Routines are important. In the most successful classrooms, teachers have established specific routines for the children to follow. This means giving the children a specific place to find and keep materials, a set schedule for classroom instruction, etc. These routines, blended with the teacher’s consistent standards, form a smooth running classroom where the children have the security of understanding their environment and are reinforced positively for their contributions.
At home, it is also important to provide routines. Many families build a daily “quiet time” when the television is turned off. This quiet time provides students the opportunity for completing schoolwork or for recreational reading if there is no homework. During this quiet time a suitable place, somewhat free of other distractions, should be available. The routine of a daily quiet time provides an opportunity to develop self-discipline, stimulate imagination, and enhance reading skills.
Regular attendance is critical to your child’s success in school, and in addition it sets up a good pattern for your child’s continued success. Show your child that school comes first by scheduling routine appointments for after school or during school breaks.
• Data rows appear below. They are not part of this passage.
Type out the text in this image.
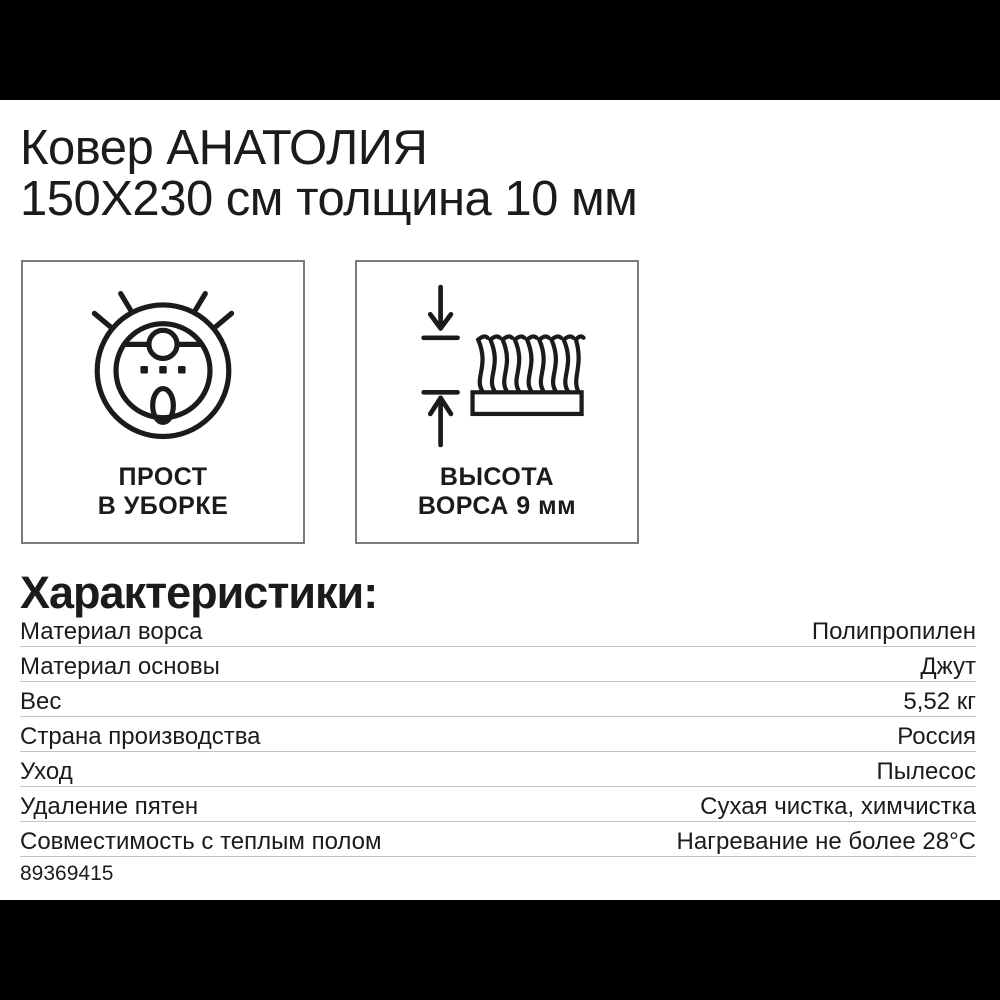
Ковер АНАТОЛИЯ
150X230 см толщина 10 мм
ПРОСТ
В УБОРКЕ
ВЫСОТА
ВОРСА 9 мм
Характеристики:
Материал ворса	Полипропилен
Материал основы	Джут
Вес	5,52 кг
Страна производства	Россия
Уход	Пылесос
Удаление пятен	Сухая чистка, химчистка
Совместимость с теплым полом	Нагревание не более 28°C
89369415
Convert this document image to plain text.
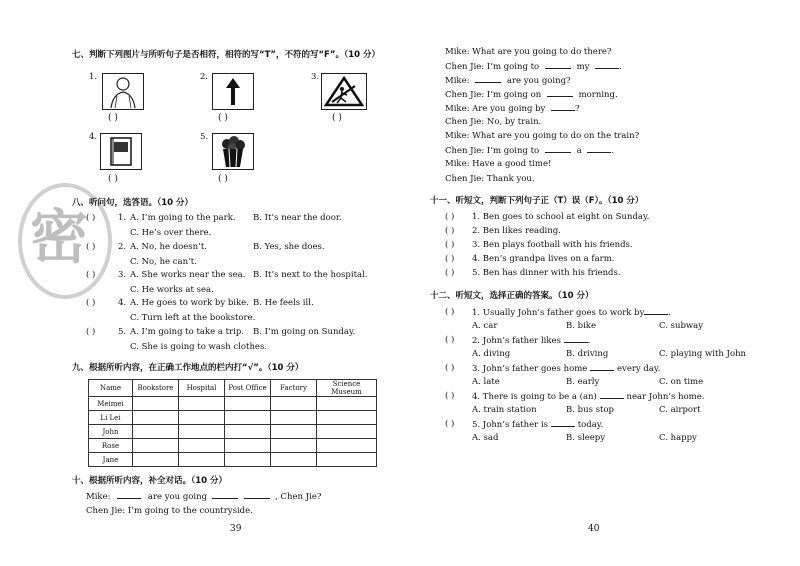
密
七、判断下列图片与所听句子是否相符，相符的写“T”，不符的写“F”。（10 分）
1.
( )
2.
( )
3.
( )
4.
( )
5.
( )
八、听问句，选答语。（10 分）
( )	1. A. I’m going to the park. B. It’s near the door.
C. He’s over there.
( )	2. A. No, he doesn’t.	B. Yes, she does.
C. No, he can’t.
( )	3. A. She works near the sea. B. It’s next to the hospital.
C. He works at sea.
( )	4. A. He goes to work by bike. B. He feels ill.
C. Turn left at the bookstore.
( )	5. A. I’m going to take a trip. B. I’m going on Sunday.
C. She is going to wash clothes.
九、根据所听内容，在正确工作地点的栏内打“√”。（10 分）
Name	Bookstore	Hospital	Post Office	Factory	Science Museum
Meimei					
Li Lei					
John					
Rose					
Jane					
十、根据所听内容，补全对话。（10 分）
Mike:	are you going	, Chen Jie?
Chen Jie: I’m going to the countryside.
39
Mike: What are you going to do there?
Chen Jie: I’m going to	my	.
Mike:	are you going?
Chen Jie: I’m going on	morning.
Mike: Are you going by	?
Chen Jie: No, by train.
Mike: What are you going to do on the train?
Chen Jie: I’m going to	a	.
Mike: Have a good time!
Chen Jie: Thank you.
十一、听短文，判断下列句子正（T）误（F）。（10 分）
( ) 1. Ben goes to school at eight on Sunday.
( ) 2. Ben likes reading.
( ) 3. Ben plays football with his friends.
( ) 4. Ben’s grandpa lives on a farm.
( ) 5. Ben has dinner with his friends.
十二、听短文，选择正确的答案。（10 分）
( ) 1. Usually John’s father goes to work by	.
A. car	B. bike	C. subway
( ) 2. John’s father likes	.
A. diving	B. driving	C. playing with John
( ) 3. John’s father goes home	every day.
A. late	B. early	C. on time
( ) 4. There is going to be a (an)	near John’s home.
A. train station	B. bus stop	C. airport
( ) 5. John’s father is	today.
A. sad	B. sleepy	C. happy
40
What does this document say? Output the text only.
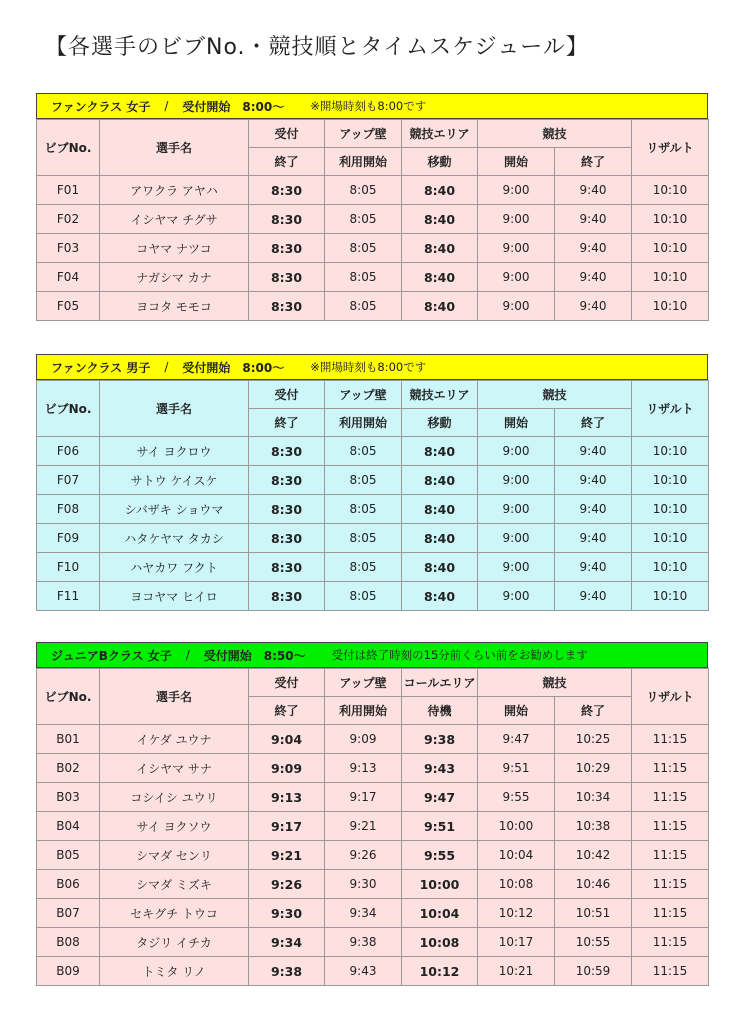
【各選手のビブNo.・競技順とタイムスケジュール】
ファンクラス 女子 / 受付開始　8:00～ ※開場時刻も8:00です
ビブNo.	選手名	受付	アップ壁	競技エリア	競技		リザルト
		終了	利用開始	移動	開始	終了	
F01	アワクラ アヤハ	8:30	8:05	8:40	9:00	9:40	10:10
F02	イシヤマ チグサ	8:30	8:05	8:40	9:00	9:40	10:10
F03	コヤマ ナツコ	8:30	8:05	8:40	9:00	9:40	10:10
F04	ナガシマ カナ	8:30	8:05	8:40	9:00	9:40	10:10
F05	ヨコタ モモコ	8:30	8:05	8:40	9:00	9:40	10:10
ファンクラス 男子 / 受付開始　8:00～ ※開場時刻も8:00です
ビブNo.	選手名	受付	アップ壁	競技エリア	競技		リザルト
		終了	利用開始	移動	開始	終了	
F06	サイ ヨクロウ	8:30	8:05	8:40	9:00	9:40	10:10
F07	サトウ ケイスケ	8:30	8:05	8:40	9:00	9:40	10:10
F08	シバザキ ショウマ	8:30	8:05	8:40	9:00	9:40	10:10
F09	ハタケヤマ タカシ	8:30	8:05	8:40	9:00	9:40	10:10
F10	ハヤカワ フクト	8:30	8:05	8:40	9:00	9:40	10:10
F11	ヨコヤマ ヒイロ	8:30	8:05	8:40	9:00	9:40	10:10
ジュニアBクラス 女子 / 受付開始　8:50～ 受付は終了時刻の15分前くらい前をお勧めします
ビブNo.	選手名	受付	アップ壁	コールエリア	競技		リザルト
		終了	利用開始	待機	開始	終了	
B01	イケダ ユウナ	9:04	9:09	9:38	9:47	10:25	11:15
B02	イシヤマ サナ	9:09	9:13	9:43	9:51	10:29	11:15
B03	コシイシ ユウリ	9:13	9:17	9:47	9:55	10:34	11:15
B04	サイ ヨクソウ	9:17	9:21	9:51	10:00	10:38	11:15
B05	シマダ センリ	9:21	9:26	9:55	10:04	10:42	11:15
B06	シマダ ミズキ	9:26	9:30	10:00	10:08	10:46	11:15
B07	セキグチ トウコ	9:30	9:34	10:04	10:12	10:51	11:15
B08	タジリ イチカ	9:34	9:38	10:08	10:17	10:55	11:15
B09	トミタ リノ	9:38	9:43	10:12	10:21	10:59	11:15
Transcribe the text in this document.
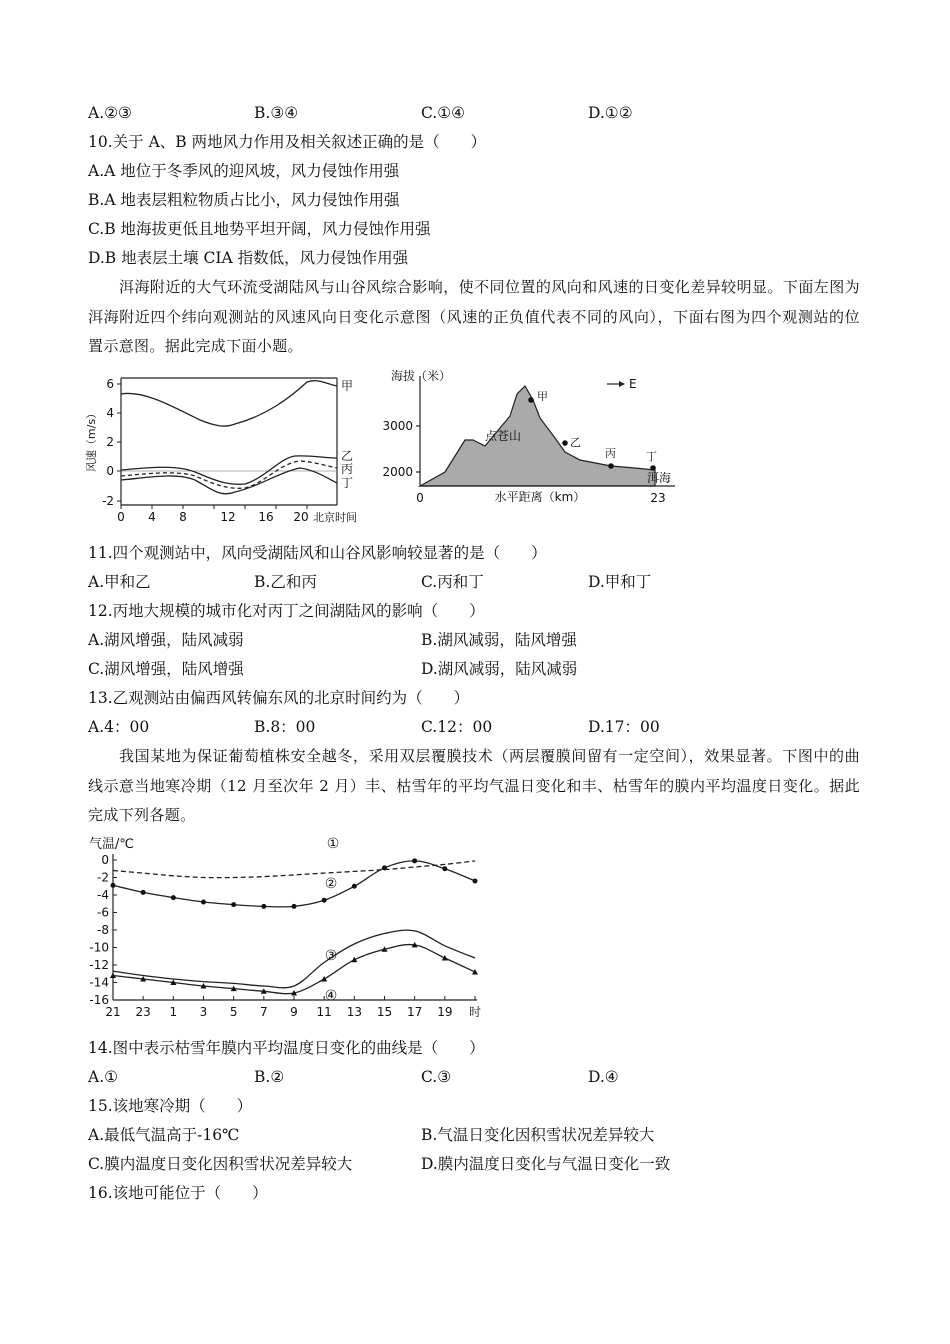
A.②③	B.③④	C.①④	D.①②
10.关于 A、B 两地风力作用及相关叙述正确的是（　　）
A.A 地位于冬季风的迎风坡，风力侵蚀作用强
B.A 地表层粗粒物质占比小，风力侵蚀作用强
C.B 地海拔更低且地势平坦开阔，风力侵蚀作用强
D.B 地表层土壤 CIA 指数低，风力侵蚀作用强
洱海附近的大气环流受湖陆风与山谷风综合影响，使不同位置的风向和风速的日变化差异较明显。下面左图为洱海附近四个纬向观测站的风速风向日变化示意图（风速的正负值代表不同的风向），下面右图为四个观测站的位置示意图。据此完成下面小题。
6
4
2
0
-2
0 4 8	12 16 20 北京时间
风速（m/s）
甲
乙
丙
丁
3000
2000
海拔（米）
0	23
水平距离（km）
E
点苍山
洱海
甲
乙
丙	丁
11.四个观测站中，风向受湖陆风和山谷风影响较显著的是（　　）
A.甲和乙	B.乙和丙	C.丙和丁	D.甲和丁
12.丙地大规模的城市化对丙丁之间湖陆风的影响（　　）
A.湖风增强，陆风减弱	B.湖风减弱，陆风增强
C.湖风增强，陆风增强	D.湖风减弱，陆风减弱
13.乙观测站由偏西风转偏东风的北京时间约为（　　）
A.4：00	B.8：00	C.12：00	D.17：00
我国某地为保证葡萄植株安全越冬，采用双层覆膜技术（两层覆膜间留有一定空间），效果显著。下图中的曲线示意当地寒冷期（12 月至次年 2 月）丰、枯雪年的平均气温日变化和丰、枯雪年的膜内平均温度日变化。据此完成下列各题。
0
-2
-4
-6
-8
-10
-12
-14
-16
21 23 1 3 5 7 9 11 13 15 17 19 时
气温/℃	①
②
③
④
14.图中表示枯雪年膜内平均温度日变化的曲线是（　　）
A.①	B.②	C.③	D.④
15.该地寒冷期（　　）
A.最低气温高于-16℃	B.气温日变化因积雪状况差异较大
C.膜内温度日变化因积雪状况差异较大	D.膜内温度日变化与气温日变化一致
16.该地可能位于（　　）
In addition, make being on time a goal for your family; instill a sense of urgency around the morning routine, so that your children know that getting to school on time is important.
Thanks so much for all you do to help make East School a wonderful place!
January 13, 2016
Happy New Year to everyone in our East School community! I hope you all had a restful break and have returned to school ready to participate with renewed energy. I want to thank everyone for the many thoughtful gifts, cards, and expressions of appreciation that the office staff and I received during the weeks preceding the holiday break. What a very caring and appreciative community we have – thank you all so very much!
During the recent winter break, I found myself writing our family’s traditional holiday letter. In the course of filing it away, I discovered the letters I had written for the past many years. It was wonderful to sit down and enjoy reading a virtual history of our family. I was reminded that the act of writing things down not only memorializes them, but also allows our children to see the value of the written word. A child
who grows up in a family where writing is valued is more likely to come to appreciate it. Whether it is through keeping a journal, writing letters to family members, jotting down memories to give to your childre
n, or making lists of important things you and your children want to learn how to do, you will be doing yourself and your family a favor by insuring that this time in your life will not be forgotten. May the new year bring you many opportunities to make, and record, lasting memories with your children.
During the weeks leading up to the break, the 5th Grade Student Leadership Council sponsored a Food/Toy Drive to benefit the families of Torrington. Collected were 687 food items and 364 toys! Thank You, East School Families!
Additionally, the students in Grade One teamed up with 4th graders to host a clothing drive. Among the items collected were: 63 winter coats, 55 pairs of mittens, 60 sweatshirts, 82 hats, 26 scarves, 7 pairs of boots, 7 pairs of snowpants, 30 pairs of socks, and 5 pairs of shoes! Way to go, East School!